FRCECE Diagnostic, A unique high frequency ECE diagnostic for high magnetic field tokamaks (comparable to ITER fields)

The FRCECE system is unique due to its high frequency (234-306 GHz), large number of channels (32), high spatial resolution (~0.6 cm x 2 cm) and wide video bandwidth (1 MHz), which facilitates measurements of complete temperature profiles (full coverage of the low field side) with a toroidal field of 5.4 T and of fluctuation amplitudes. The diagnostic has been installed on a radial port of the Alcator C-Mod tokamak. It consists of a set of in-vessel collection optics that focus the ECE emission onto a set of overmoded waveguides that then carry the emission to the radio frequency receivers.


FRCECE_overview

Two heterodyne receivers are used to cover the 80 GHz bandwidth. Each detects one of the bands (234-270 GHz and 270-306 GHz) which are then down-converted to 4-40 GHz bands, using the local oscillator frequencies of 115 GHz and 133 GHz (a frequency doubled 66.5 GHz LO), which then feed two second harmonic mixers. The mixer blocks have a net RF to IF gain of 10 dB, and employ an anti-parallel diode pair configuration to enhance the second harmonic mixing efficiency and eliminate the fundamental mixing response.

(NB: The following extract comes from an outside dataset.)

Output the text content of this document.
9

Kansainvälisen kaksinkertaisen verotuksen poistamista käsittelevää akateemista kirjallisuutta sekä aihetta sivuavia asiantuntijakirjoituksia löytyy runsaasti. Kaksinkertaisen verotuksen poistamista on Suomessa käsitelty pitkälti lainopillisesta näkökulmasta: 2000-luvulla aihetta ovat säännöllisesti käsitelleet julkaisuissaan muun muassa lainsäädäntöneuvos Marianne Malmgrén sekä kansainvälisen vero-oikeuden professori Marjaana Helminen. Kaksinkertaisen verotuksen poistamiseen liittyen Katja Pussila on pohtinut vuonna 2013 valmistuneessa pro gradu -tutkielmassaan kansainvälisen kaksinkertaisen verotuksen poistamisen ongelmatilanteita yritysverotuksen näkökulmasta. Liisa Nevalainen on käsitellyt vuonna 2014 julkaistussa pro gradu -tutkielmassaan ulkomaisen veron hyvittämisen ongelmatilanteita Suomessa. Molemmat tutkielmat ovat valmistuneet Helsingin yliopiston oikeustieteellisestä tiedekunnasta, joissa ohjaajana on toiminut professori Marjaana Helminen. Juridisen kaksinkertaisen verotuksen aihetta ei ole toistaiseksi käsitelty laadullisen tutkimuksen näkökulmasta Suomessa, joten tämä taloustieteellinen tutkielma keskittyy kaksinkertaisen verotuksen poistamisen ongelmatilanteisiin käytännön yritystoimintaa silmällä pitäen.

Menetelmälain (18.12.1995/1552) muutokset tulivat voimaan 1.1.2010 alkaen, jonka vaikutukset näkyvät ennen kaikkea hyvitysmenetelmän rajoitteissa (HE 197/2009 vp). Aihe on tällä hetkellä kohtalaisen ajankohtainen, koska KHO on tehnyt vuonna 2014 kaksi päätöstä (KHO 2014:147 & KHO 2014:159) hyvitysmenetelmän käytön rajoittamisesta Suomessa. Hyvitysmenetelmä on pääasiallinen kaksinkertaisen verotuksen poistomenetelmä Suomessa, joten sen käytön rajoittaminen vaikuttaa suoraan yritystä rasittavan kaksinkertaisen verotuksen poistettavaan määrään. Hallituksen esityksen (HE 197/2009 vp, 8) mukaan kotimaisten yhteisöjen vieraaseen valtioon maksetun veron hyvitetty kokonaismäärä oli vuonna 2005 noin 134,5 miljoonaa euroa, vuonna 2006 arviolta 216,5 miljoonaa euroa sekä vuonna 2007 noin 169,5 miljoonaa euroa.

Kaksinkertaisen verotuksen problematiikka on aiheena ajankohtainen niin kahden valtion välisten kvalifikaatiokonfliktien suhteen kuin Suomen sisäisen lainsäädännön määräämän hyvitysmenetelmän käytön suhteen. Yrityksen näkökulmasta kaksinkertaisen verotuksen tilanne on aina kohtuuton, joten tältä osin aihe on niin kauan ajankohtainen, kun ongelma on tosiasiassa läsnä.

The mixers are fed by an integrated diagonal feed horn structure coupled to a fundamental WR-4 waveguide machined into the mixer block. The IF signal from these mixers are split into 32 channels, band-pass filtered and detected using square-law detectors. The output of the detector is amplified by a video amplifier with a 1 MHz response and digitized. The wideband video amplifiers were developed at the University of Texas to reduce the cost of the IF section.

The ECE radiometer that UT-FRC provides for Alcator C-Mod yields 32 channels of high temporal and spatial resolution data on each shot. At 5.4 T, the most common field for C-Mod experiments, the channels cover the plasma from the magnetic axis to the lowfield- side separatrix. At lower fields, the measurement range shifts away from the magnetic axis but still provides measurements through the pedestal. At higher fields, the pedestal data is lost. An extension of the frequency range either to higher or lower frequency would benefit C-Mod experiments. We plan to increase the range of the measurements by extending the low end of the frequency range of the diagnostic.